- Location: Pihtipudas and Viitasaari
- Coordinates: 63°17′13″N 26°03′25″E﻿ / ﻿63.28694°N 26.05694°E
- Catchment area: 27.39 km (17.02 mi)
- Basin countries: Finland
- Surface area: 9.0 km^{2} (3.5 sq mi)
- Max. depth: 7.4 m (24 ft)
- Water volume: 26,790,200 m^{3} (946,090,000 cu ft)
- Shore length^{1}: 27 km (17 mi)

= Kolkku =

Lake in Finland

Kolkku is a lake located in Pihtipudas and Viitasaari in central Finland.

== Information ==
The surface area of the lake is 900 hectares, or 9 square kilometers. It is 9.4 kilometers long and 2.5 kilometers wide. The lake's Coast is clear and has an open lake, but it also has a couple of headlands. Kukasniemi is located at the northwest end and Peltoniemi in the middle. At the southeast end of the lake, the lake narrows to the end of the bay. Only two hills rise from the shores. On the eastern shore of the northern end of the lake you can see Mount Huhmavuori, which rises to a height of 35 meters, and on the western shore Kolkunmäki is just as high.

There are four islands in the lake. Peltosaari and Koivukanta are located close to each other in the middle of the lake and Rantalansaari in the northern part of the lake near the Länsiranta. Rantalansaari is narrow, but almost 200 meters long, so it is the largest island.

The lake has been created and the depth maps have been published. Its volume is 27 million cubic meters, or 0.027 cubic kilometers. The average depth of the lake is 3.0 meters and the maximum depth is 7.4 meters. The deepest point is located in the middle of the lake, in the middle of the depression that runs along the length of the lake. Another equally deep depression has been measured from the southeast end of the depression.

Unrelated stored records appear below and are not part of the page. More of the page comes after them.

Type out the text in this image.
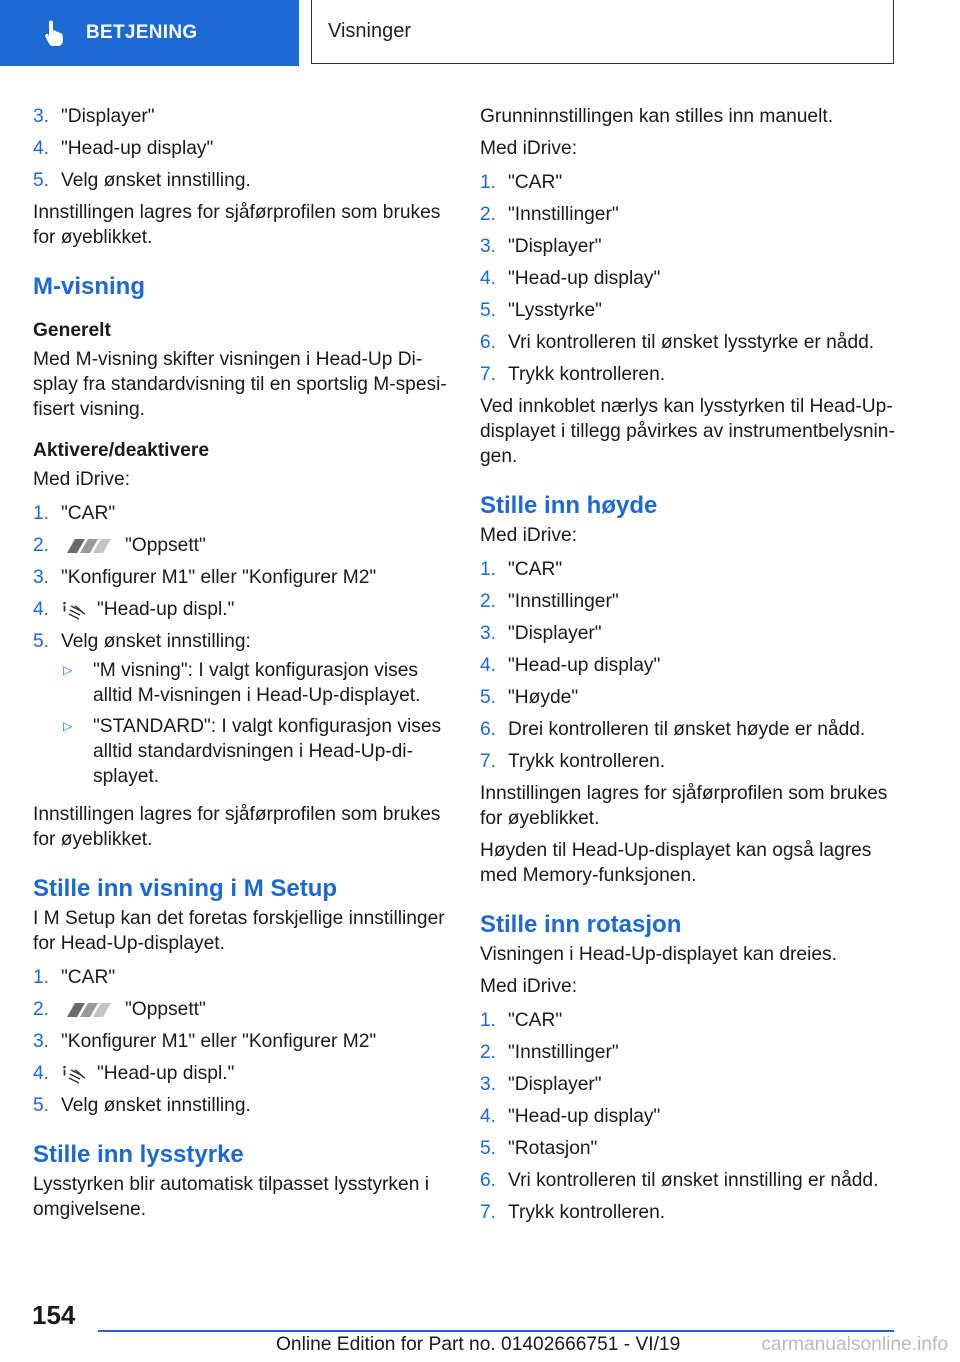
BETJENING	Visninger
3. "Displayer"
4. "Head-up display"
5. Velg ønsket innstilling.

Innstillingen lagres for sjåførprofilen som brukes for øyeblikket.

M-visning
Generelt

Med M-visning skifter visningen i Head-Up Display fra standardvisning til en sportslig M-spesifisert visning.

Aktivere/deaktivere

Med iDrive:

1. "CAR"
2.	"Oppsett"
3. "Konfigurer M1" eller "Konfigurer M2"
4.	"Head-up displ."
5. Velg ønsket innstilling:
▷	"M visning": I valgt konfigurasjon vises alltid M-visningen i Head-Up-displayet.
▷	"STANDARD": I valgt konfigurasjon vises alltid standardvisningen i Head-Up-displayet.

Innstillingen lagres for sjåførprofilen som brukes for øyeblikket.

Stille inn visning i M Setup

I M Setup kan det foretas forskjellige innstillinger for Head-Up-displayet.

1. "CAR"
2.	"Oppsett"
3. "Konfigurer M1" eller "Konfigurer M2"
4.	"Head-up displ."
5. Velg ønsket innstilling.
Stille inn lysstyrke

Lysstyrken blir automatisk tilpasset lysstyrken i omgivelsene.

Grunninnstillingen kan stilles inn manuelt.

Med iDrive:

1. "CAR"
2. "Innstillinger"
3. "Displayer"
4. "Head-up display"
5. "Lysstyrke"
6. Vri kontrolleren til ønsket lysstyrke er nådd.
7. Trykk kontrolleren.

Ved innkoblet nærlys kan lysstyrken til Head-Up-displayet i tillegg påvirkes av instrumentbelysningen.

Stille inn høyde

Med iDrive:

1. "CAR"
2. "Innstillinger"
3. "Displayer"
4. "Head-up display"
5. "Høyde"
6. Drei kontrolleren til ønsket høyde er nådd.
7. Trykk kontrolleren.

Innstillingen lagres for sjåførprofilen som brukes for øyeblikket.

Høyden til Head-Up-displayet kan også lagres med Memory-funksjonen.

Stille inn rotasjon

Visningen i Head-Up-displayet kan dreies.

Med iDrive:

1. "CAR"
2. "Innstillinger"
3. "Displayer"
4. "Head-up display"
5. "Rotasjon"
6. Vri kontrolleren til ønsket innstilling er nådd.
7. Trykk kontrolleren.
154
Online Edition for Part no. 01402666751 - VI/19	carmanualsonline.info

The length of the lake's shoreline is 27 kilometers and its shores are low forest land, which is swampy in many places. There is a field in Kolku. The settlement is scattered, with a few leisure settlements in between. The roads lead from the village roads that branch off from intersection 6570. The border between the municipalities of Viitasaari and Pihtiputaa crosses the lake so that half of it belongs to both municipalities.
== Catchment area ==
The lake is located in the Kymijoki catchment area (division code 14) in the Kolima area (14.47) in the Viitasaari route catchment area (14.47), from which the lake belongs to the Kolkunjoki catchment area (14.475). The water level of the lake is 155.1 meters above sea level.
The lake is located at the top of the Viitasaari route, so its catchment area gets most of its water only from its own area. There are eight hectares of lakes or ponds in the Kolku catchment area, four of which flow directly or indirectly into the lake. They are Kukkanen (68 ha) and Välkytinlampi (1 ha), which both drain into the Neva or Kukaslahti in their own ditches. Otralampi (2 ha) and Saarilampi descend at the southern end of the lake. Huhmarlampi (3 ha) is still located in the marsh between Lake Huhmarvuori la, which is connected to the lake by shelters.
Kolkku descends along Kolkunjoki from Kuorikoski 7.5 kilometers to Kolima.